Kembali ku rangkai kata demi kata yang tersambung menjadi kalimat dan memenuhi lembaran buku ini. Semakin hari cerita ini semakin mendekati akhir, dimana aku harus bercerita tentang kepergian Riani untuk selamanya. Cerita ini memang berakhir karena kepergiannya. Jadi walaupun itu adalah bagian terberat, aku memang harus menceritakannya juga.
Hari ketujuh aku di pulau ini, bosan duduk di teras, aku turun ke pantai dan berjalan bolak-balik di sepanjang pantai yang terlalu panjang. Hingga tak terasa waktu sudah menunjukkan pukul 5 sore.

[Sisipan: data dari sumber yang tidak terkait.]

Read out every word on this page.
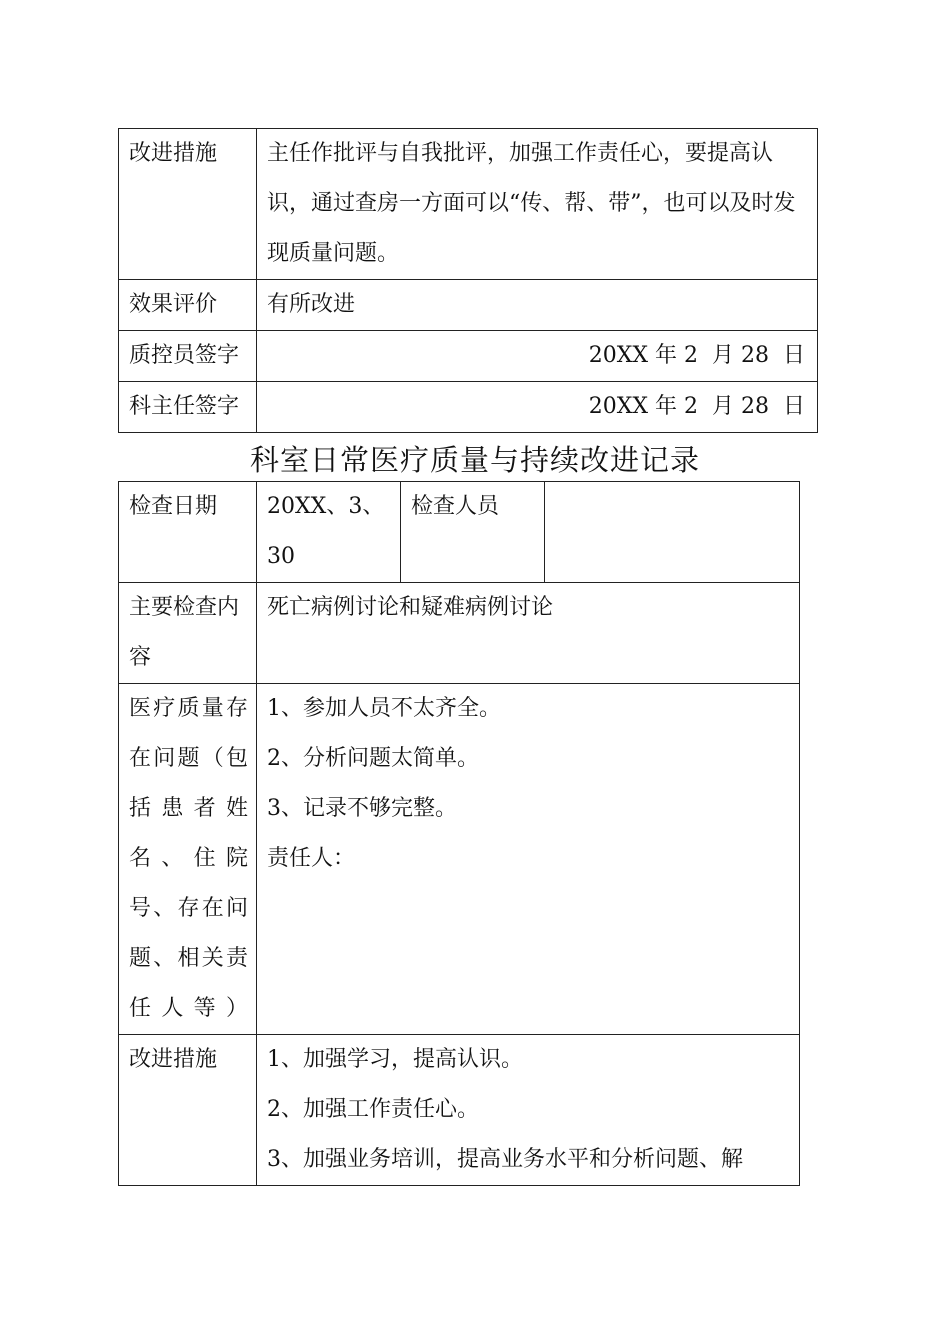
改进措施	主任作批评与自我批评，加强工作责任心，要提高认识，通过查房一方面可以“传、帮、带”，也可以及时发现质量问题。
效果评价	有所改进
质控员签字	20XX 年 2  月 28  日
科主任签字	20XX 年 2  月 28  日
科室日常医疗质量与持续改进记录
检查日期	20XX、3、30	检查人员	
主要检查内容	死亡病例讨论和疑难病例讨论		
医疗质量存在问题（包括患者姓名、住院号、存在问题、相关责任人等）	1、参加人员不太齐全。
2、分析问题太简单。
3、记录不够完整。
责任人：		

改进措施	1、加强学习，提高认识。
2、加强工作责任心。
3、加强业务培训，提高业务水平和分析问题、解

Aku masih berada di pantai, dengan posisi dudukku di atas sebuah batang kayu besar yang memang ada di pantai itu entah sejak kapan. Matahari telah condong di ufuk barat, sebentar lagi siap tenggelam dalam peraduannya dan digantikan oleh malam. Siluet[6] jingga yang berhamburan di langit sore itu cukup indah. Aku menikmatinya, seolah ingin sebanyak mungkin menyimpan ketenangan untuk meredam kegelisahanku bila aku sudah kembali ke kotaku nanti.
“Senja yang indah” ucap seseorang tepat di belakangku. Ketika kau menoleh, aku tak perlu banyak waktu untuk sadar bahwa itu dia.
“Senja ini indah, tapi aku tetap merasa kalau senja ini akan lebih indah jika ditambah dengan senyuman di wajahmu” tuturnya lagi.
“Mari kita pulang…” pintanya, lalu ia mendekatiku. Aku berdiri dari tempat dudukku, dan memadanginya hingga kini kami saling berhadapan. Ku rasakan pandaganku mengabur dan penuh. Dia mengembangkan senyuman, dan aku pun mengumpulkan sisa-sisa kekuatanku untuk membalas senyumannya. Tak ada suara yang keluar. Namun Laisa mengerti apa yang tak aku keluarkan. Dia tahu lebih banyak tentang hatiku daripada aku. Dia selalu bisa memahami bahasaku, sampai aku tak bisa menutupi apapun rahasiaku dari dia. Tak ada suara, hanya deburan ombak yang menghempaskan dirinya di bibir pantai. Kini, kami sama-sama menatap kedepan, memandang ke arah matahari yang akan meninggalkan bumi.
#Menulis Cerpen Demi Indonesia Com Centre (DICC) “Saatnya Hati Bicara”, Mei 2014.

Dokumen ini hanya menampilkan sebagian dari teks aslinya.